The emergence of multidrug resistance in patients with cancer is of special concern because inadequate initial empirical antibiotic therapy may negatively influence outcomes [30–31]. In this regard, we found that inadequate initial empirical antibiotic therapy was not associated with higher case-fatality rates. Nevertheless, it should be noted that infections in patients receiving inadequate therapy were mainly caused by E. faecium and CNS, which are intrinsically resistant to the most frequently used empirical antibiotic therapy in our institution (cefepime plus amikacin). As previously stated, it seems that ampicillin-resistant vancomycin-susceptible E. faecium BSI may not be clearly associated with poor outcomes. Moreover, BSI due to CNS has previously been identified as a predictor of lower mortality in neutropenic patients with haematological malignancies, as mentioned in other studies [7, 33,34].
We found lower case-fatality rates compared with other studies of PBSI involving immunocompetent and immunosuppressed cancer patients [8, 10, 11, 13]. However, it should be noted that most of the existing studies were performed several decades ago, and that the management of patients with PBSI has improved over the intervening period. Nevertheless, we found that a high-risk MASCC index score, corticosteroid therapy, persistent bacteraemia and septic shock were associated with higher mortality. The MASCC score is frequently used as a predictor of complications in patients with febrile neutropenia, with lower scores indicating a higher risk of developing severe complications and death. Likewise, septic shock at presentation and the persistence of bacteraemia are clinical features associated with severe sepsis and/or uncontrolled sepsis . Corticosteroid therapy to mitigate symptomatology has previously been identified as a risk factor for mortality in our cohort, mainly in those with advanced underlying malignancy [6, 24].This may be related to the fact that corticosteroids decrease the immune response and favour severe sepsis .
This study has some limitations that should be acknowledged. First, this is a single-centre study in a particular geographical area, so caution should be exercised when extrapolating the data to other settings. Second, as with any observational study, there is a potential for residual confounding; however, the strengths of the current study include the prospective collection of data, the large number of bacteraemia episodes in patients with cancer and the use of a uniform and comprehensive protocol for data collection.
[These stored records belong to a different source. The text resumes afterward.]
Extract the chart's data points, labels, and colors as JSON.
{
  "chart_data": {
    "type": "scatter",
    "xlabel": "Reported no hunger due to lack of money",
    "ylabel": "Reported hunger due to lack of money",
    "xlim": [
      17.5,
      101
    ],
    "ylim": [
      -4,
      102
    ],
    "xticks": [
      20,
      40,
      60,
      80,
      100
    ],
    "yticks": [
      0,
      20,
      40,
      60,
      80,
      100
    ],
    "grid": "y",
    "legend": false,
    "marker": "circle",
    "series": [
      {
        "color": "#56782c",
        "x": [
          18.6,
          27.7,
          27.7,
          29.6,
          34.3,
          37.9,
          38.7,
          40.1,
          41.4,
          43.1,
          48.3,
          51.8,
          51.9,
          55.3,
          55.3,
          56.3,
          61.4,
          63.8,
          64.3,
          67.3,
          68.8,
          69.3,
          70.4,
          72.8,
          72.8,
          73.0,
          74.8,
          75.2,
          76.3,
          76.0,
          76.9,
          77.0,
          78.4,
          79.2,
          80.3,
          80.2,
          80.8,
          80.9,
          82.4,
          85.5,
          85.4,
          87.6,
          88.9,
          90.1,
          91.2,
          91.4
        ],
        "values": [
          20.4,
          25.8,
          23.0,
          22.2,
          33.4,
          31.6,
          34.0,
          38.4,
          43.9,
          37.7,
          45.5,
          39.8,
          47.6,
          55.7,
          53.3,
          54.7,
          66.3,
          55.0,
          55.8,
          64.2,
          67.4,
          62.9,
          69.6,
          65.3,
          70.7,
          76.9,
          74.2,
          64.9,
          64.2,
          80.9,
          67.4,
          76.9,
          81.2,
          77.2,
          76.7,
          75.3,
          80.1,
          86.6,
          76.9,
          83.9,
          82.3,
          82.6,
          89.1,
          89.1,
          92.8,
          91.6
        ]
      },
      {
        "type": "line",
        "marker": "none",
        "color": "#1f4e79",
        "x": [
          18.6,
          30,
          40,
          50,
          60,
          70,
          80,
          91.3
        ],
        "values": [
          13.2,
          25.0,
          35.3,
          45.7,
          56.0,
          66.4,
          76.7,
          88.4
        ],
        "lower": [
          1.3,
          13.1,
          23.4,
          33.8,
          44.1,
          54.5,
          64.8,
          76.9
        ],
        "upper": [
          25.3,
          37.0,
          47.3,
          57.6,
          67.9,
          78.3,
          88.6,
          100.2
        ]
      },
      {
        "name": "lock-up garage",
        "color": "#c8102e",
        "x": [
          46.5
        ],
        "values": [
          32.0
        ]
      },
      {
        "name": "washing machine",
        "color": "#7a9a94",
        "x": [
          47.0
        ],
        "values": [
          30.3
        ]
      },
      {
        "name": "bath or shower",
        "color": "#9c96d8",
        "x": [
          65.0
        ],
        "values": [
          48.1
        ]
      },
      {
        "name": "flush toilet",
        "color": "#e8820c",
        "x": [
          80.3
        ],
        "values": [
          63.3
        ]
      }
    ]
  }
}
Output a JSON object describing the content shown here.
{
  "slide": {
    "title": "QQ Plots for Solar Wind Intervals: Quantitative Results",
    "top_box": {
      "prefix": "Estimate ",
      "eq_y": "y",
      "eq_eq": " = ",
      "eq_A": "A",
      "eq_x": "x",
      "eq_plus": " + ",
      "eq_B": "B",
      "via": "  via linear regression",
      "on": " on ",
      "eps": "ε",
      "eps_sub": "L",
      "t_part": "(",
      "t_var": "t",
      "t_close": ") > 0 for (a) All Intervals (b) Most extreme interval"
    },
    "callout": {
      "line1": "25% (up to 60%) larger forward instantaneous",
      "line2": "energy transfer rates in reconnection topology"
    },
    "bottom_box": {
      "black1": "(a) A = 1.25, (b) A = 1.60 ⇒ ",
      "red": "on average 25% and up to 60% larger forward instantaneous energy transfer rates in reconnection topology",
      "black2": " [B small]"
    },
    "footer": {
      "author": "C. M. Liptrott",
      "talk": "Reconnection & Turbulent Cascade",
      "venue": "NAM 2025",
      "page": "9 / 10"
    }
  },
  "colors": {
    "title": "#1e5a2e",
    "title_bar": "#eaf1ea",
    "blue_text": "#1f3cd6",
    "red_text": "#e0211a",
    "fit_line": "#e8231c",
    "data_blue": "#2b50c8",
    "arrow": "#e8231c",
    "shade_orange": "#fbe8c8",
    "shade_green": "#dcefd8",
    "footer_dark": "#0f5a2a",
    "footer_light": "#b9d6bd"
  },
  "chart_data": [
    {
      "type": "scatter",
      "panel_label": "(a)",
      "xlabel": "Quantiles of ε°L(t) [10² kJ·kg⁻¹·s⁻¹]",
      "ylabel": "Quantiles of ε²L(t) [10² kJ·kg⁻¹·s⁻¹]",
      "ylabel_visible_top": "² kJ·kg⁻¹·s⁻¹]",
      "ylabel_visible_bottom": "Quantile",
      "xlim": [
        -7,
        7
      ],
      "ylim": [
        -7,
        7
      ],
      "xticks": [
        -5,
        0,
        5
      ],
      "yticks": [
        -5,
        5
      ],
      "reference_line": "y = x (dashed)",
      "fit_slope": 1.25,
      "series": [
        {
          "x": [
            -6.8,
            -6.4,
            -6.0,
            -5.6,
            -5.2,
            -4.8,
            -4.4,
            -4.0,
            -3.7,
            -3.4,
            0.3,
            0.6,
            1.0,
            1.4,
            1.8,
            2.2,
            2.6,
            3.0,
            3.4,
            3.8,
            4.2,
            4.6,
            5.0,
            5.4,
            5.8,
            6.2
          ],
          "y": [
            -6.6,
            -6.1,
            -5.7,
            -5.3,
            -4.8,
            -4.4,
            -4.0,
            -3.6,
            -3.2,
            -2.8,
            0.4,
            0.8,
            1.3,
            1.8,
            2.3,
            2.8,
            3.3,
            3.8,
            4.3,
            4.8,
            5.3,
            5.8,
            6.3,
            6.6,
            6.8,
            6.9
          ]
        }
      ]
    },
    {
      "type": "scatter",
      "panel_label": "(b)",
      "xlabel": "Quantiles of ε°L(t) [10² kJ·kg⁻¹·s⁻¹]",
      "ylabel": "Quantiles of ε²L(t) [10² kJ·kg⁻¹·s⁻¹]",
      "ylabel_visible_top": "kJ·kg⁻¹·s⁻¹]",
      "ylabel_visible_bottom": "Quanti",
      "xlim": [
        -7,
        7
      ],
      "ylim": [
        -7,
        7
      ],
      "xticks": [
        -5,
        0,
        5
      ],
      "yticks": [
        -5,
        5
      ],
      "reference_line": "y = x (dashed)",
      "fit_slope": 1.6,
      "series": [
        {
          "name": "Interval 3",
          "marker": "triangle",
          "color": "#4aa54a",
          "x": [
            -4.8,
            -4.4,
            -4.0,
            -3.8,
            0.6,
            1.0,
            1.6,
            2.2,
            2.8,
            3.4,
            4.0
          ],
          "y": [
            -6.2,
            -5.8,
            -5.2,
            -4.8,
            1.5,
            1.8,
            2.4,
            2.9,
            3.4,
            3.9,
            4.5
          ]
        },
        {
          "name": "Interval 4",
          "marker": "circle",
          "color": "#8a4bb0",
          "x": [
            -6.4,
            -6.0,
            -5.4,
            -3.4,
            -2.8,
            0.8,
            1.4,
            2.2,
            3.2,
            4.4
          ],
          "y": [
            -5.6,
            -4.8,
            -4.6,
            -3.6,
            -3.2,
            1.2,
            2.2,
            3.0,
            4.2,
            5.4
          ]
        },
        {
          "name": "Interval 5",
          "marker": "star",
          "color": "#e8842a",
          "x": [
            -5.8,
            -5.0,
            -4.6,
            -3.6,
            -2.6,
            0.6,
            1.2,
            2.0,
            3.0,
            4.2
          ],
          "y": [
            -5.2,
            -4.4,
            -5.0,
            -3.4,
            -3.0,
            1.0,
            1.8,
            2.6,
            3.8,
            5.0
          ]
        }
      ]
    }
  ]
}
In conclusion, PBSI is especially frequent in patients with cancer who have cholangitis, biliary stenting, or neutropenic enterocolitis. Enterococcal BSI is gaining increasing epidemiological importance, as is the emergence of multidrug resistance. Physicians should be able to identify patients at risk of PBSI and provide an initial empirical antibiotic regimen that covers the most frequent pathogens involved in this serious infection.